In fact, Federal Reserve Chairman Jerome Powell, in his recent semiannual testimony on monetary policy, indicated that the central bank is prepared to let inflation run above target for three years before it may choose to change the path of monetary policy. To that point, policy decisions (rate hikes, asset purchases and forward guidance) will be based on shortfalls of employment from its maximum levels and not deviations. Given that we expect core inflation to reach 2% this year, we do not anticipate any rate hikes until late 2023 or early 2024. 

The Phillips curve in a service-sector economy
The Phillips curve in a service-sector economy

A decline in the unemployment rate by itself will not be sufficient to trigger an increase in rates or other forms of tighter monetary policy without other evidence that inflation is at risk of moving above mandated levels consistent with price stability. 

In short, the long-term decisions around monetary policy, standard Phillips curve models or the trade-off between inflation and unemployment have been de-emphasized as the Fed formulates its policies. 

Why is that?

Over the past economic cycle, the relationship between inflation and unemployment has flattened out. While measures of labor market tightness or slack can be somewhat helpful in forecasting inflation, estimating the direction of prices remains difficult and subject to random noise and events. 

Our research suggests that the Phillips curve flattened out notably over the past few decades as the economy transitioned from one based on manufacturing to one based on services, information and digital technology. 

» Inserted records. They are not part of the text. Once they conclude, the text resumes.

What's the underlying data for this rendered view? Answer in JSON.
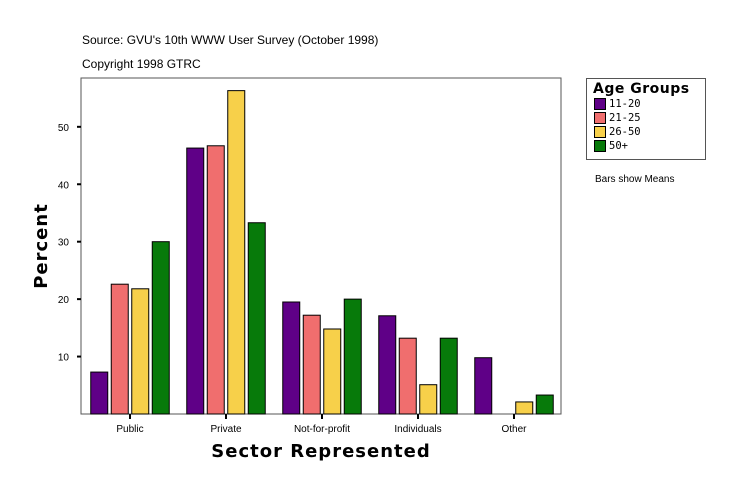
{
  "source": "Source: GVU's 10th WWW User Survey (October 1998)",
  "copyright": "Copyright 1998 GTRC",
  "note": "Bars show Means",
  "chart_data": {
    "type": "bar",
    "xlabel": "Sector Represented",
    "ylabel": "Percent",
    "categories": [
      "Public",
      "Private",
      "Not-for-profit",
      "Individuals",
      "Other"
    ],
    "yticks": [
      10,
      20,
      30,
      40,
      50
    ],
    "ylim": [
      0,
      58.5
    ],
    "grid": false,
    "legend_title": "Age Groups",
    "legend_position": "top-right",
    "series": [
      {
        "name": "11-20",
        "color": "#5f0087",
        "values": [
          7.3,
          46.3,
          19.5,
          17.1,
          9.8
        ]
      },
      {
        "name": "21-25",
        "color": "#f06e6e",
        "values": [
          22.6,
          46.7,
          17.2,
          13.2,
          0
        ]
      },
      {
        "name": "26-50",
        "color": "#f7d04a",
        "values": [
          21.8,
          56.3,
          14.8,
          5.1,
          2.1
        ]
      },
      {
        "name": "50+",
        "color": "#077a0a",
        "values": [
          30.0,
          33.3,
          20.0,
          13.2,
          3.3
        ]
      }
    ]
  }
}
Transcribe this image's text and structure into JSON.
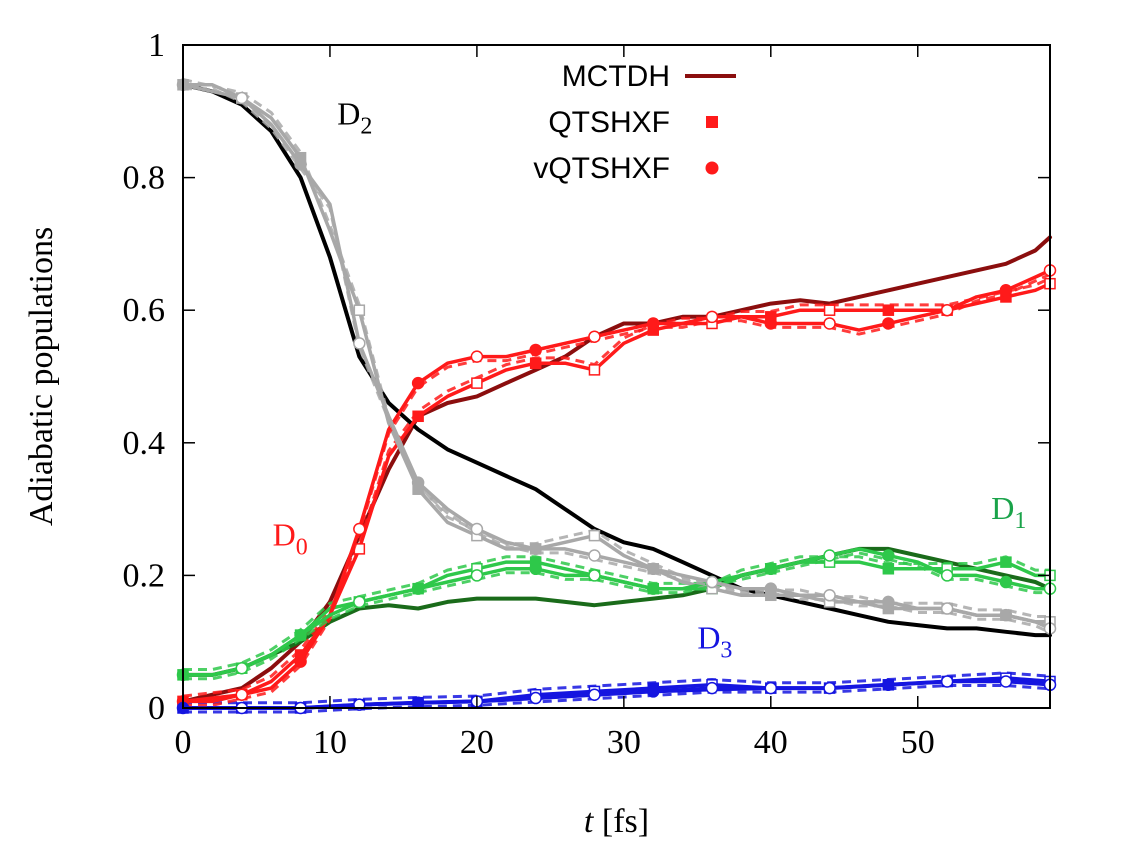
{
  "chart_data": {
    "type": "line",
    "xlabel_italic": "t",
    "xlabel_rest": " [fs]",
    "ylabel": "Adiabatic populations",
    "xlim": [
      0,
      59
    ],
    "ylim": [
      0,
      1
    ],
    "xticks": [
      "0",
      "10",
      "20",
      "30",
      "40",
      "50"
    ],
    "xtick_values": [
      0,
      10,
      20,
      30,
      40,
      50
    ],
    "yticks": [
      "0",
      "0.2",
      "0.4",
      "0.6",
      "0.8",
      "1"
    ],
    "ytick_values": [
      0,
      0.2,
      0.4,
      0.6,
      0.8,
      1
    ],
    "grid": false,
    "legend_position": "top-center",
    "legend": [
      {
        "label": "MCTDH",
        "marker": "line",
        "color": "#8b0e0e"
      },
      {
        "label": "QTSHXF",
        "marker": "square",
        "color": "#ff1a1a"
      },
      {
        "label": "vQTSHXF",
        "marker": "circle",
        "color": "#ff1a1a"
      }
    ],
    "annotations": [
      {
        "main": "D",
        "sub": "2",
        "x": 10.5,
        "y": 0.88,
        "color": "#000000"
      },
      {
        "main": "D",
        "sub": "0",
        "x": 6.1,
        "y": 0.245,
        "color": "#ff1a1a"
      },
      {
        "main": "D",
        "sub": "1",
        "x": 55.0,
        "y": 0.285,
        "color": "#1aa34a"
      },
      {
        "main": "D",
        "sub": "3",
        "x": 35.0,
        "y": 0.09,
        "color": "#1515e0"
      }
    ],
    "colors": {
      "mctdh_d0": "#8b0e0e",
      "mctdh_d1": "#1a6b1a",
      "mctdh_d2": "#000000",
      "mctdh_d3": "#1515e0",
      "qtsh_d0": "#ff1a1a",
      "qtsh_d1": "#2ec84a",
      "qtsh_d2": "#a8a8a8",
      "qtsh_d3": "#1515e0"
    },
    "series": [
      {
        "name": "MCTDH D0",
        "state": "D0",
        "method": "MCTDH",
        "color": "#8b0e0e",
        "x": [
          0,
          2,
          4,
          6,
          8,
          10,
          12,
          14,
          16,
          18,
          20,
          22,
          24,
          26,
          28,
          30,
          32,
          34,
          36,
          38,
          40,
          42,
          44,
          46,
          48,
          50,
          52,
          54,
          56,
          58,
          59
        ],
        "y": [
          0.01,
          0.02,
          0.03,
          0.06,
          0.1,
          0.16,
          0.26,
          0.36,
          0.44,
          0.46,
          0.47,
          0.49,
          0.51,
          0.53,
          0.56,
          0.58,
          0.58,
          0.59,
          0.59,
          0.6,
          0.61,
          0.615,
          0.61,
          0.62,
          0.63,
          0.64,
          0.65,
          0.66,
          0.67,
          0.69,
          0.71
        ]
      },
      {
        "name": "MCTDH D1",
        "state": "D1",
        "method": "MCTDH",
        "color": "#1a6b1a",
        "x": [
          0,
          2,
          4,
          6,
          8,
          10,
          12,
          14,
          16,
          18,
          20,
          22,
          24,
          26,
          28,
          30,
          32,
          34,
          36,
          38,
          40,
          42,
          44,
          46,
          48,
          50,
          52,
          54,
          56,
          58,
          59
        ],
        "y": [
          0.05,
          0.05,
          0.06,
          0.08,
          0.1,
          0.13,
          0.15,
          0.155,
          0.15,
          0.16,
          0.165,
          0.165,
          0.165,
          0.16,
          0.155,
          0.16,
          0.165,
          0.17,
          0.18,
          0.2,
          0.21,
          0.22,
          0.23,
          0.24,
          0.24,
          0.23,
          0.22,
          0.21,
          0.2,
          0.19,
          0.18
        ]
      },
      {
        "name": "MCTDH D2",
        "state": "D2",
        "method": "MCTDH",
        "color": "#000000",
        "x": [
          0,
          2,
          4,
          6,
          8,
          10,
          12,
          14,
          16,
          18,
          20,
          22,
          24,
          26,
          28,
          30,
          32,
          34,
          36,
          38,
          40,
          42,
          44,
          46,
          48,
          50,
          52,
          54,
          56,
          58,
          59
        ],
        "y": [
          0.94,
          0.93,
          0.91,
          0.87,
          0.8,
          0.68,
          0.53,
          0.46,
          0.42,
          0.39,
          0.37,
          0.35,
          0.33,
          0.3,
          0.27,
          0.25,
          0.24,
          0.22,
          0.2,
          0.18,
          0.17,
          0.16,
          0.15,
          0.14,
          0.13,
          0.125,
          0.12,
          0.12,
          0.115,
          0.11,
          0.11
        ]
      },
      {
        "name": "MCTDH D3",
        "state": "D3",
        "method": "MCTDH",
        "color": "#1515e0",
        "x": [
          0,
          4,
          8,
          12,
          16,
          20,
          24,
          28,
          32,
          36,
          40,
          44,
          48,
          52,
          56,
          59
        ],
        "y": [
          0,
          0,
          0,
          0.005,
          0.008,
          0.01,
          0.015,
          0.02,
          0.025,
          0.028,
          0.03,
          0.03,
          0.035,
          0.04,
          0.045,
          0.04
        ]
      },
      {
        "name": "QTSHXF D0",
        "state": "D0",
        "method": "QTSHXF",
        "color": "#ff1a1a",
        "x": [
          0,
          2,
          4,
          6,
          8,
          10,
          12,
          14,
          16,
          18,
          20,
          22,
          24,
          26,
          28,
          30,
          32,
          34,
          36,
          38,
          40,
          42,
          44,
          46,
          48,
          50,
          52,
          54,
          56,
          58,
          59
        ],
        "y": [
          0.01,
          0.015,
          0.02,
          0.04,
          0.08,
          0.14,
          0.24,
          0.38,
          0.44,
          0.47,
          0.49,
          0.51,
          0.52,
          0.52,
          0.51,
          0.55,
          0.57,
          0.58,
          0.58,
          0.59,
          0.59,
          0.6,
          0.6,
          0.6,
          0.6,
          0.6,
          0.6,
          0.61,
          0.62,
          0.63,
          0.64
        ]
      },
      {
        "name": "QTSHXF D1",
        "state": "D1",
        "method": "QTSHXF",
        "color": "#2ec84a",
        "x": [
          0,
          2,
          4,
          6,
          8,
          10,
          12,
          14,
          16,
          18,
          20,
          22,
          24,
          26,
          28,
          30,
          32,
          34,
          36,
          38,
          40,
          42,
          44,
          46,
          48,
          50,
          52,
          54,
          56,
          58,
          59
        ],
        "y": [
          0.05,
          0.05,
          0.06,
          0.08,
          0.11,
          0.15,
          0.16,
          0.17,
          0.18,
          0.2,
          0.21,
          0.22,
          0.22,
          0.21,
          0.2,
          0.19,
          0.18,
          0.18,
          0.18,
          0.2,
          0.21,
          0.22,
          0.22,
          0.22,
          0.21,
          0.21,
          0.21,
          0.21,
          0.22,
          0.2,
          0.2
        ]
      },
      {
        "name": "QTSHXF D2",
        "state": "D2",
        "method": "QTSHXF",
        "color": "#a8a8a8",
        "x": [
          0,
          2,
          4,
          6,
          8,
          10,
          12,
          14,
          16,
          18,
          20,
          22,
          24,
          26,
          28,
          30,
          32,
          34,
          36,
          38,
          40,
          42,
          44,
          46,
          48,
          50,
          52,
          54,
          56,
          58,
          59
        ],
        "y": [
          0.94,
          0.93,
          0.92,
          0.89,
          0.83,
          0.72,
          0.6,
          0.43,
          0.33,
          0.28,
          0.26,
          0.24,
          0.24,
          0.25,
          0.26,
          0.23,
          0.21,
          0.19,
          0.18,
          0.17,
          0.17,
          0.17,
          0.16,
          0.16,
          0.15,
          0.15,
          0.15,
          0.14,
          0.14,
          0.13,
          0.13
        ]
      },
      {
        "name": "QTSHXF D3",
        "state": "D3",
        "method": "QTSHXF",
        "color": "#1515e0",
        "x": [
          0,
          4,
          8,
          12,
          16,
          20,
          24,
          28,
          32,
          36,
          40,
          44,
          48,
          52,
          56,
          59
        ],
        "y": [
          0,
          0,
          0,
          0.005,
          0.008,
          0.01,
          0.02,
          0.025,
          0.03,
          0.035,
          0.03,
          0.03,
          0.035,
          0.04,
          0.045,
          0.04
        ]
      },
      {
        "name": "vQTSHXF D0",
        "state": "D0",
        "method": "vQTSHXF",
        "color": "#ff1a1a",
        "x": [
          0,
          2,
          4,
          6,
          8,
          10,
          12,
          14,
          16,
          18,
          20,
          22,
          24,
          26,
          28,
          30,
          32,
          34,
          36,
          38,
          40,
          42,
          44,
          46,
          48,
          50,
          52,
          54,
          56,
          58,
          59
        ],
        "y": [
          0.01,
          0.01,
          0.02,
          0.03,
          0.07,
          0.14,
          0.27,
          0.42,
          0.49,
          0.52,
          0.53,
          0.53,
          0.54,
          0.55,
          0.56,
          0.57,
          0.58,
          0.58,
          0.59,
          0.59,
          0.58,
          0.58,
          0.58,
          0.57,
          0.58,
          0.59,
          0.6,
          0.62,
          0.63,
          0.65,
          0.66
        ]
      },
      {
        "name": "vQTSHXF D1",
        "state": "D1",
        "method": "vQTSHXF",
        "color": "#2ec84a",
        "x": [
          0,
          2,
          4,
          6,
          8,
          10,
          12,
          14,
          16,
          18,
          20,
          22,
          24,
          26,
          28,
          30,
          32,
          34,
          36,
          38,
          40,
          42,
          44,
          46,
          48,
          50,
          52,
          54,
          56,
          58,
          59
        ],
        "y": [
          0.05,
          0.05,
          0.06,
          0.08,
          0.11,
          0.14,
          0.16,
          0.17,
          0.18,
          0.19,
          0.2,
          0.21,
          0.21,
          0.2,
          0.2,
          0.19,
          0.18,
          0.18,
          0.19,
          0.2,
          0.21,
          0.22,
          0.23,
          0.24,
          0.23,
          0.22,
          0.2,
          0.2,
          0.19,
          0.18,
          0.18
        ]
      },
      {
        "name": "vQTSHXF D2",
        "state": "D2",
        "method": "vQTSHXF",
        "color": "#a8a8a8",
        "x": [
          0,
          2,
          4,
          6,
          8,
          10,
          12,
          14,
          16,
          18,
          20,
          22,
          24,
          26,
          28,
          30,
          32,
          34,
          36,
          38,
          40,
          42,
          44,
          46,
          48,
          50,
          52,
          54,
          56,
          58,
          59
        ],
        "y": [
          0.94,
          0.94,
          0.92,
          0.88,
          0.82,
          0.76,
          0.55,
          0.44,
          0.34,
          0.3,
          0.27,
          0.25,
          0.24,
          0.24,
          0.23,
          0.22,
          0.21,
          0.2,
          0.19,
          0.18,
          0.18,
          0.17,
          0.17,
          0.16,
          0.16,
          0.15,
          0.15,
          0.14,
          0.14,
          0.13,
          0.12
        ]
      },
      {
        "name": "vQTSHXF D3",
        "state": "D3",
        "method": "vQTSHXF",
        "color": "#1515e0",
        "x": [
          0,
          4,
          8,
          12,
          16,
          20,
          24,
          28,
          32,
          36,
          40,
          44,
          48,
          52,
          56,
          59
        ],
        "y": [
          0,
          0,
          0,
          0.005,
          0.008,
          0.01,
          0.015,
          0.02,
          0.025,
          0.03,
          0.03,
          0.03,
          0.035,
          0.04,
          0.04,
          0.035
        ]
      }
    ]
  }
}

Based on what is referred to in policymaking circles as a lagged accelerationist Phillips curve model—which uses actual lagged inflation as a proxy for inflation expectations—that implies that a half percent reduction in the unemployment rate would result in a 0.1 percentage point increase in inflation. Under current circumstances, one might expect a modest 0.2 to 0.3 percentage-point increase in inflation based on our year-end 4.7% unemployment rate target. 

But the best research around this quantitative approach implies that inflation expectations tend to negate or offset accelerationist models, so there is likely downside risk to our midyear forecast of 3% in the CPI and 2% in the policy-sensitive core PCE index. 

Bond yields 

The yield on the 10-year government security increased more than 75 basis points since the start of the year through March 23. The yield curve—or the difference between yields on the 10-year versus the two-year Treasury—increased from 80 basis points on Jan. 1 to exceeding 155 on March 23. 

While we expect the Fed to keep its policy rate at zero, anchoring the front end of the curve, we expect the 10-year to end the year approaching 2%, up from our year-ahead forecast for 2021 of 1.3%. This just about perfectly captures the building optimism on economic reflation and improved lending conditions that often follow the steepening of the U.S. yield curve. 

The brightening outlook is a positive development that reflects the move of the economy back toward the use of its full capacity to produce goods and services and is not signaling a significant increase in inflation because of a likely rise in wages, employment and pricing.